Botryosphaeriales » Botryosphaeriaceae » Diplodia

Diplodia magnoliigena

Diplodia magnoliigena Jayasiri, E.B.G. Jones & K.D. Hyde, sp. nov.

Index Fungorum number: IF555579; Facesoffungi number: FoF05291
Holotype – MFLU 18–2214
Etymology – Referring to the host genus on which the fungus was collected, Magnolia (Magnoliaceae).

Saprobic on cone of Magnolia grandiflora. Sexual morph: Undetermined. Asexual morph: Coelomycetous. Conidiomata 190–210 μm high × 182–212 μm diam. ( av. = 205 × 198 μm; n = 10), solitary, partly immersed, partially erumpent when mature, dark brown to black, more or less globose, with wall composed of two layers; an outer layer of dark brown, thick-walled cells of textura angularis and an inner layer of thin-walled hyaline cells. Ostiole 55–65 μm high (av. = 62 μm; n = 10), central, circular, papillate. Conidiophores absent. Conidiogenous cells 9–15 × 2–3 μm (av. = 13 × 2.5 μm; n = 20), holoblastic, integrated, annellidic, hyaline, cylindrical, smooth, indeterminate, proliferating percurrently to form one or two indistinct annellations. Conidia 26–30 × 12–14 μm (av. = 28 × 12.5 μm; n = 30), hyaline and aseptate at first, becoming dark brown and 1- septate, oblong to ovoid, straight, both ends broadly rounded, smooth, thick-walled.

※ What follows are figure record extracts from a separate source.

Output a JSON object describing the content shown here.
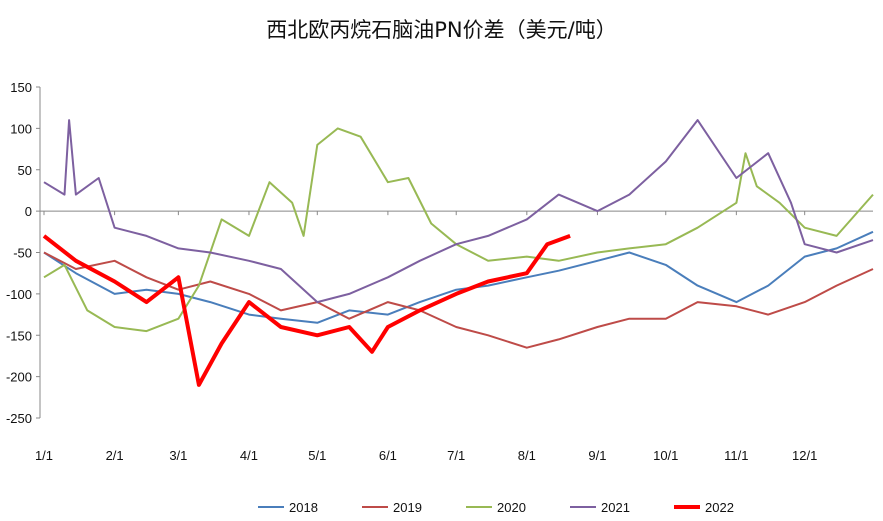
{
  "chart_data": {
    "type": "line",
    "title": "西北欧丙烷石脑油PN价差（美元/吨）",
    "xlabel": "",
    "ylabel": "",
    "ylim": [
      -250,
      150
    ],
    "yticks": [
      150,
      100,
      50,
      0,
      -50,
      -100,
      -150,
      -200,
      -250
    ],
    "xticks": [
      "1/1",
      "2/1",
      "3/1",
      "4/1",
      "5/1",
      "6/1",
      "7/1",
      "8/1",
      "9/1",
      "10/1",
      "11/1",
      "12/1"
    ],
    "grid": false,
    "legend": "bottom",
    "series": [
      {
        "name": "2018",
        "color": "#4a7ebb",
        "width": 2,
        "points": [
          [
            "01-01",
            -50
          ],
          [
            "01-15",
            -75
          ],
          [
            "02-01",
            -100
          ],
          [
            "02-15",
            -95
          ],
          [
            "03-01",
            -100
          ],
          [
            "03-15",
            -110
          ],
          [
            "04-01",
            -125
          ],
          [
            "04-15",
            -130
          ],
          [
            "05-01",
            -135
          ],
          [
            "05-15",
            -120
          ],
          [
            "06-01",
            -125
          ],
          [
            "06-15",
            -110
          ],
          [
            "07-01",
            -95
          ],
          [
            "07-15",
            -90
          ],
          [
            "08-01",
            -80
          ],
          [
            "08-15",
            -72
          ],
          [
            "09-01",
            -60
          ],
          [
            "09-15",
            -50
          ],
          [
            "10-01",
            -65
          ],
          [
            "10-15",
            -90
          ],
          [
            "11-01",
            -110
          ],
          [
            "11-15",
            -90
          ],
          [
            "12-01",
            -55
          ],
          [
            "12-15",
            -45
          ],
          [
            "12-31",
            -25
          ]
        ]
      },
      {
        "name": "2019",
        "color": "#be4b48",
        "width": 2,
        "points": [
          [
            "01-01",
            -50
          ],
          [
            "01-15",
            -70
          ],
          [
            "02-01",
            -60
          ],
          [
            "02-15",
            -80
          ],
          [
            "03-01",
            -95
          ],
          [
            "03-15",
            -85
          ],
          [
            "04-01",
            -100
          ],
          [
            "04-15",
            -120
          ],
          [
            "05-01",
            -110
          ],
          [
            "05-15",
            -130
          ],
          [
            "06-01",
            -110
          ],
          [
            "06-15",
            -120
          ],
          [
            "07-01",
            -140
          ],
          [
            "07-15",
            -150
          ],
          [
            "08-01",
            -165
          ],
          [
            "08-15",
            -155
          ],
          [
            "09-01",
            -140
          ],
          [
            "09-15",
            -130
          ],
          [
            "10-01",
            -130
          ],
          [
            "10-15",
            -110
          ],
          [
            "11-01",
            -115
          ],
          [
            "11-15",
            -125
          ],
          [
            "12-01",
            -110
          ],
          [
            "12-15",
            -90
          ],
          [
            "12-31",
            -70
          ]
        ]
      },
      {
        "name": "2020",
        "color": "#98b954",
        "width": 2,
        "points": [
          [
            "01-01",
            -80
          ],
          [
            "01-10",
            -65
          ],
          [
            "01-20",
            -120
          ],
          [
            "02-01",
            -140
          ],
          [
            "02-15",
            -145
          ],
          [
            "03-01",
            -130
          ],
          [
            "03-10",
            -90
          ],
          [
            "03-20",
            -10
          ],
          [
            "04-01",
            -30
          ],
          [
            "04-10",
            35
          ],
          [
            "04-20",
            10
          ],
          [
            "04-25",
            -30
          ],
          [
            "05-01",
            80
          ],
          [
            "05-10",
            100
          ],
          [
            "05-20",
            90
          ],
          [
            "06-01",
            35
          ],
          [
            "06-10",
            40
          ],
          [
            "06-20",
            -15
          ],
          [
            "07-01",
            -40
          ],
          [
            "07-15",
            -60
          ],
          [
            "08-01",
            -55
          ],
          [
            "08-15",
            -60
          ],
          [
            "09-01",
            -50
          ],
          [
            "09-15",
            -45
          ],
          [
            "10-01",
            -40
          ],
          [
            "10-15",
            -20
          ],
          [
            "11-01",
            10
          ],
          [
            "11-05",
            70
          ],
          [
            "11-10",
            30
          ],
          [
            "11-20",
            10
          ],
          [
            "12-01",
            -20
          ],
          [
            "12-15",
            -30
          ],
          [
            "12-31",
            20
          ]
        ]
      },
      {
        "name": "2021",
        "color": "#7d60a0",
        "width": 2,
        "points": [
          [
            "01-01",
            35
          ],
          [
            "01-10",
            20
          ],
          [
            "01-12",
            110
          ],
          [
            "01-15",
            20
          ],
          [
            "01-25",
            40
          ],
          [
            "02-01",
            -20
          ],
          [
            "02-15",
            -30
          ],
          [
            "03-01",
            -45
          ],
          [
            "03-15",
            -50
          ],
          [
            "04-01",
            -60
          ],
          [
            "04-15",
            -70
          ],
          [
            "05-01",
            -110
          ],
          [
            "05-15",
            -100
          ],
          [
            "06-01",
            -80
          ],
          [
            "06-15",
            -60
          ],
          [
            "07-01",
            -40
          ],
          [
            "07-15",
            -30
          ],
          [
            "08-01",
            -10
          ],
          [
            "08-15",
            20
          ],
          [
            "09-01",
            0
          ],
          [
            "09-15",
            20
          ],
          [
            "10-01",
            60
          ],
          [
            "10-15",
            110
          ],
          [
            "11-01",
            40
          ],
          [
            "11-15",
            70
          ],
          [
            "11-25",
            10
          ],
          [
            "12-01",
            -40
          ],
          [
            "12-15",
            -50
          ],
          [
            "12-31",
            -35
          ]
        ]
      },
      {
        "name": "2022",
        "color": "#ff0000",
        "width": 4,
        "points": [
          [
            "01-01",
            -30
          ],
          [
            "01-15",
            -60
          ],
          [
            "02-01",
            -85
          ],
          [
            "02-15",
            -110
          ],
          [
            "03-01",
            -80
          ],
          [
            "03-10",
            -210
          ],
          [
            "03-20",
            -160
          ],
          [
            "04-01",
            -110
          ],
          [
            "04-15",
            -140
          ],
          [
            "05-01",
            -150
          ],
          [
            "05-15",
            -140
          ],
          [
            "05-25",
            -170
          ],
          [
            "06-01",
            -140
          ],
          [
            "06-15",
            -120
          ],
          [
            "07-01",
            -100
          ],
          [
            "07-15",
            -85
          ],
          [
            "08-01",
            -75
          ],
          [
            "08-10",
            -40
          ],
          [
            "08-20",
            -30
          ]
        ]
      }
    ]
  }
}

Culture characters – Conidia germinated on MEA within 24 hr. Colonies growing on MEA reaching 40 mm diam. after 2 weeks at 18oC, with fluffy mycelium, initially white to amber in the centre, after two weeks turning dark amber, white to dark amber, olivaceous with age; reverse submerged mycelium, first yellow, with age dark amber, almost olivaceous, and with age olivaceous center.

Material examined – CHINA, Yunnan Province, Kunming Institute, on fallen cone of Magnolia grandiflora (Magnoliaceae), 15 May 2018, S.C. Jayasiri, C 458 (MFLU 18–2214, holotype), ex-type living culture MFLUCC 18–1554, KUMCC 18–0236.

GenBank numbers – SSU: MK347915, ITS: MK347807, LSU: MK348026, tub2: MK412873

NotesDiplodia magnoliigena groups sister to D. mutila and Diplodia pyri with high support (Fig. 112) but differs morphologically (Fig. 113) from the latter by having dark brown, 1- septate, longer conidia and the conidiomatal wall consists of two layers. Diplodia mutila is characterized by short conidia, which are rarely pale brown, and a three-layered peridium (Phillips et al. 2013). In addition, these two species can be distinguished by 13 (4.1) and 7 (1.8%) base pair differences in tef1 and tub2 gene regions respectively. Confirmed hosts for the D. mutila are Chamaecyparis lawsoniana, Fraxinus, Malus, Populus, Taxus baccata and Vitis vinifera (Phillips et al. 2013) together with a recent record on Juglans regia (Díaz et al. 2018).